Of 269 097 included individuals, 173 061 (64.3%) were female, and the mean (SD) age at first registration was 35.1 (11.9) years. Diagnostic stability was highest for MD (214 794 [91.4%]), followed by schizophrenia (4621 [73.2%]), BD (7428 [63.6%]), and ONAP (6738 [42.1%]). The second most common final diagnosis for each of these MD, schizophrenia, BD, and ONAP were BD (15 506 [6.6%]), ONAP (1110 [17.6%]), MD (2681 [23.0%]), and schizophrenia (4401 [27.5%]), respectively.
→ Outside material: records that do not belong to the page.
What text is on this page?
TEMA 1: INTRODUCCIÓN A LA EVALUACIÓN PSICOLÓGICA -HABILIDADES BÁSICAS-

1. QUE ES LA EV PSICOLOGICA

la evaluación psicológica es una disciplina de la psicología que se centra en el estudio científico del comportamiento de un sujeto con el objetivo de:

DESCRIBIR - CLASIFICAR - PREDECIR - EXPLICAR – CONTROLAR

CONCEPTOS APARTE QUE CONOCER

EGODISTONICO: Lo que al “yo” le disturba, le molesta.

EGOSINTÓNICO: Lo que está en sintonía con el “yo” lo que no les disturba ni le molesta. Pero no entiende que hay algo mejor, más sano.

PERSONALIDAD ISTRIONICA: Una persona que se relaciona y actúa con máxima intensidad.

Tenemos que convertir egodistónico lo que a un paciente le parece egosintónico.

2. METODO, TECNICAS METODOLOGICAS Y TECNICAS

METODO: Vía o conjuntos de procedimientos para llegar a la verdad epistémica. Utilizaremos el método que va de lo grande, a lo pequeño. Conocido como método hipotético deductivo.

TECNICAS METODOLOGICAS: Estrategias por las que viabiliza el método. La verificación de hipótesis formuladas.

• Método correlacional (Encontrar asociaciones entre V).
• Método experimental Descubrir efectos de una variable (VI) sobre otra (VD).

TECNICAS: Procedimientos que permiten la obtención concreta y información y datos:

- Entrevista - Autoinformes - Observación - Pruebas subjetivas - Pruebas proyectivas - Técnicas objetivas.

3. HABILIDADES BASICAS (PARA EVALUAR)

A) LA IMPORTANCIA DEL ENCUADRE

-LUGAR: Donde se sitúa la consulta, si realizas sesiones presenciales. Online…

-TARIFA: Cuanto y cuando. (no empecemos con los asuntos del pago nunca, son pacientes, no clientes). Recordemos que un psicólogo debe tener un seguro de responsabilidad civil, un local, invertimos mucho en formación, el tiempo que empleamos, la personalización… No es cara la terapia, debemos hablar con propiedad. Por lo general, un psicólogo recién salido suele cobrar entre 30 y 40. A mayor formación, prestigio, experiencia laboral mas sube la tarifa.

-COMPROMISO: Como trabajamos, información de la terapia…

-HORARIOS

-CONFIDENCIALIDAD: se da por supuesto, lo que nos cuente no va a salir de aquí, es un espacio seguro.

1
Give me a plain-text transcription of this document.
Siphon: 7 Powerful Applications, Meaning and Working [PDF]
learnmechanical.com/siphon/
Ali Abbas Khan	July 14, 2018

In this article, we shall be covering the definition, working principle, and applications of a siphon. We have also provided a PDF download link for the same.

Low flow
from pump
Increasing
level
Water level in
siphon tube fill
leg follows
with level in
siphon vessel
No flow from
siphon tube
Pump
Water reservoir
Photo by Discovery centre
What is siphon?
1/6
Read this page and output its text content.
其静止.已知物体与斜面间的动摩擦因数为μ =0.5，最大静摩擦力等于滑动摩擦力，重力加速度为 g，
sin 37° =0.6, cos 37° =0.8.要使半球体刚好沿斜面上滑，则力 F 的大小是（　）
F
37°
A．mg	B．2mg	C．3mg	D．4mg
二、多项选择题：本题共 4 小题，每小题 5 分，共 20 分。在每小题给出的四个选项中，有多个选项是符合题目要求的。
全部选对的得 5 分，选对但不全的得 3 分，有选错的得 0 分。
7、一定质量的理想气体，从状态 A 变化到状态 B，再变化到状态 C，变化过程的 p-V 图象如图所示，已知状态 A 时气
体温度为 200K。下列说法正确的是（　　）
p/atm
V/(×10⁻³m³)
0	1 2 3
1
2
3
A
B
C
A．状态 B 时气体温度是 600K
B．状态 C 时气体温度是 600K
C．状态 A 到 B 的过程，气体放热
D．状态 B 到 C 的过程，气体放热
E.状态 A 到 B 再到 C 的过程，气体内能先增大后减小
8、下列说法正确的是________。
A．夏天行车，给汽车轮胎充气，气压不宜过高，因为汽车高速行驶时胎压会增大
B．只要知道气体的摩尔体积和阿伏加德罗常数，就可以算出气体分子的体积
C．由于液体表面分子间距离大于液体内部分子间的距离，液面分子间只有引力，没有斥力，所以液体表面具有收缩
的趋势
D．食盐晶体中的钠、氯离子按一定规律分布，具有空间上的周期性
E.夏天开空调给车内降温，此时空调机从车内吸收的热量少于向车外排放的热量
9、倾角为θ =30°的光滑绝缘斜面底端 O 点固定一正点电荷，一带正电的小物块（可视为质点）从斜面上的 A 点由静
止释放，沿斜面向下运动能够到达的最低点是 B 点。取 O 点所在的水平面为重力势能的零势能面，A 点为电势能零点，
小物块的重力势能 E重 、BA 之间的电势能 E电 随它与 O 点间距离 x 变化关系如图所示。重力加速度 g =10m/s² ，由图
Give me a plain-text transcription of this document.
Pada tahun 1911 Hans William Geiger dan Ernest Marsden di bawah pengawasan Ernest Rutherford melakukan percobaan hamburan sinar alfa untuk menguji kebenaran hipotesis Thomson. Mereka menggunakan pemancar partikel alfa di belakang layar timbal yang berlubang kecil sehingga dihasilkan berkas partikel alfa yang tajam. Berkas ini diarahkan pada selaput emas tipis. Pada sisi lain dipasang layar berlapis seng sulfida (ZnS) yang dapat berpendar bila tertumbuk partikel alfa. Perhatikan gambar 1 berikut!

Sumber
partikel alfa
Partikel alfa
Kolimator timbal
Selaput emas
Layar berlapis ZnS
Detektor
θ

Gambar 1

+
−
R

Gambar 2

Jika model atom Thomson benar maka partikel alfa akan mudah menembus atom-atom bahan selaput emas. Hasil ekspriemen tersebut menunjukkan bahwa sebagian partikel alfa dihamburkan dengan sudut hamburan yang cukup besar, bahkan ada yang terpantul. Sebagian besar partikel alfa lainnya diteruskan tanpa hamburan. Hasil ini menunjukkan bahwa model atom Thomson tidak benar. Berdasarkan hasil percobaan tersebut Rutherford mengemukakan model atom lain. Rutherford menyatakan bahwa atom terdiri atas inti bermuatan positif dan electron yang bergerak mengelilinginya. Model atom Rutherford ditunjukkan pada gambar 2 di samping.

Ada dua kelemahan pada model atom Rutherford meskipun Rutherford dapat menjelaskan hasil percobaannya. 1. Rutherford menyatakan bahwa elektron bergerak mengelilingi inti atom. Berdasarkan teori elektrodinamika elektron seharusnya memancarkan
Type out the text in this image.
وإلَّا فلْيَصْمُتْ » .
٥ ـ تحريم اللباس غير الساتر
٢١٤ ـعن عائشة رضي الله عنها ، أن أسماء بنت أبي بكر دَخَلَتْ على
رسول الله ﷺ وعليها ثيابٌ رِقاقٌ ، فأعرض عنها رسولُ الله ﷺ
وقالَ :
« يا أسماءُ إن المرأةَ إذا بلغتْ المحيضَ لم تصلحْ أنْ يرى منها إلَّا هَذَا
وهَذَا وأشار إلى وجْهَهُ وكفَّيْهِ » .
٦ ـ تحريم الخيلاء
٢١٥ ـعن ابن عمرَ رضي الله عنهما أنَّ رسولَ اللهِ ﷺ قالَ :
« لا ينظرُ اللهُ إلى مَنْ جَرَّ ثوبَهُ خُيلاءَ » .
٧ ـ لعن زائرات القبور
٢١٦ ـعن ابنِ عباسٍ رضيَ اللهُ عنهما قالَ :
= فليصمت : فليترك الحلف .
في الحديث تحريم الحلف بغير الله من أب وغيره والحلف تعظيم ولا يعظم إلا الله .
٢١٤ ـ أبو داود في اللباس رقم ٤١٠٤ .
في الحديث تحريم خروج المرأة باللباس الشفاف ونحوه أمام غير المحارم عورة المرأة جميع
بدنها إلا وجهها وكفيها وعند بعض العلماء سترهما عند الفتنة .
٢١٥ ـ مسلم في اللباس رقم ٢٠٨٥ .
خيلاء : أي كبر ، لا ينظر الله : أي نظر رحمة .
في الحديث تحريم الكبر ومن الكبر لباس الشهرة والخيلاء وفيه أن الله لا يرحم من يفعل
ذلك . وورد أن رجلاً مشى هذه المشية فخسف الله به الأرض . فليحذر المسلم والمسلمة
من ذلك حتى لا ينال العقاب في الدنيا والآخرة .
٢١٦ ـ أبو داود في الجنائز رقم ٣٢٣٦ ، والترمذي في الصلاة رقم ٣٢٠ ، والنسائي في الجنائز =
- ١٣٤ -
A high FGRS for the incident diagnosis was consistently associated with diagnostic stability, while a high FGRS for the final diagnosis and a low FGRS for the incident diagnosis was associated with diagnostic change. In multivariate models, those in the upper 5% of genetic risk had an odds ratio (OR) of 1.75 or greater for the following diagnostic transition: for MD FGRS, ONAP to MD (OR, 1.91; 95% CI, 1.59-2.29) and schizophrenia to MD (OR, 2.45; 95% CI, 1.64-3.68); for BD FGRS, MD to BD (OR, 2.60; 95% CI, 2.47-2.73), ONAP to BD (OR, 2.16; 95% CI, 1.85-2.52), and schizophrenia to BD (OR, 2.20; 95% CI, 1.39-3.49); for ONAP FGRS, MD to ONAP (OR, 1.80; 95% CI, 1.62-2.02), MD to schizophrenia (OR, 1.95; 95% CI, 1.58-2.41), and BD to schizophrenia (OR, 1.89; 95% CI, 1.39-2.56); and for schizophrenia FGRS, MD to schizophrenia (OR, 1.80; 95% CI, 1.46-2.23), and BD to schizophrenia (OR, 1.75; 95% CI, 1.25-2.45). FGRS profiles for incident cases confirmed at final diagnosis were more homogenous than genetic profiles for those who changed diagnoses.

Conclusions and Relevance

In a large population-based longitudinal cohort, the genetic risk factors for MD, BD, ONAP, and schizophrenia were meaningfully and systematically associated with the diagnostic trajectories of these 4 disorders. Over time, clinical diagnosis and genetic risk profiles became increasingly consilient, thereby providing genetic validation of these diagnostic constructs. Diagnostically unstable incident cases were more genetically heterogeneous than those who were diagnostically stable over time.

The actions and interactions of family genetic risk scores for alcohol use disorder and major depression on the risk for these two disorders

We know little about how genetic risk factors for two disorders jointly act and interact in predisposing to illness. Therefore, in the Swedish population, born 1970-1990 (n = 2,116,082) and followed through 2015, we examine, using additive Cox models, the impact of the family genetic risk scores (FGRS) for alcohol use disorder (AUD) and major depression (MD), their interaction with each other and with the relevant comorbid disorder on risk for AUD and MD. FGRS scores are constructed using rates of illness in first-fourth degree relatives. FGRS for AUD and MD interacted in predicting of both disorders and one FRGS (e.g., for AUD) interacted with the phenotype of MD to predict that disorder (e.g., AUD). These FGRS interactions were not substantially attenuated by adding interactions with the disorders. These results replicated across sexes. In predicting risk for a given disorder, we rarely consider genetic liabilities for other disorders. But such effects were here significant and interactive. Furthermore, the primary disorder genetic risk interacts with comorbid disorders. The pathways to risk for disorders from their and other disorders' genetic liability may be more complex than commonly considered.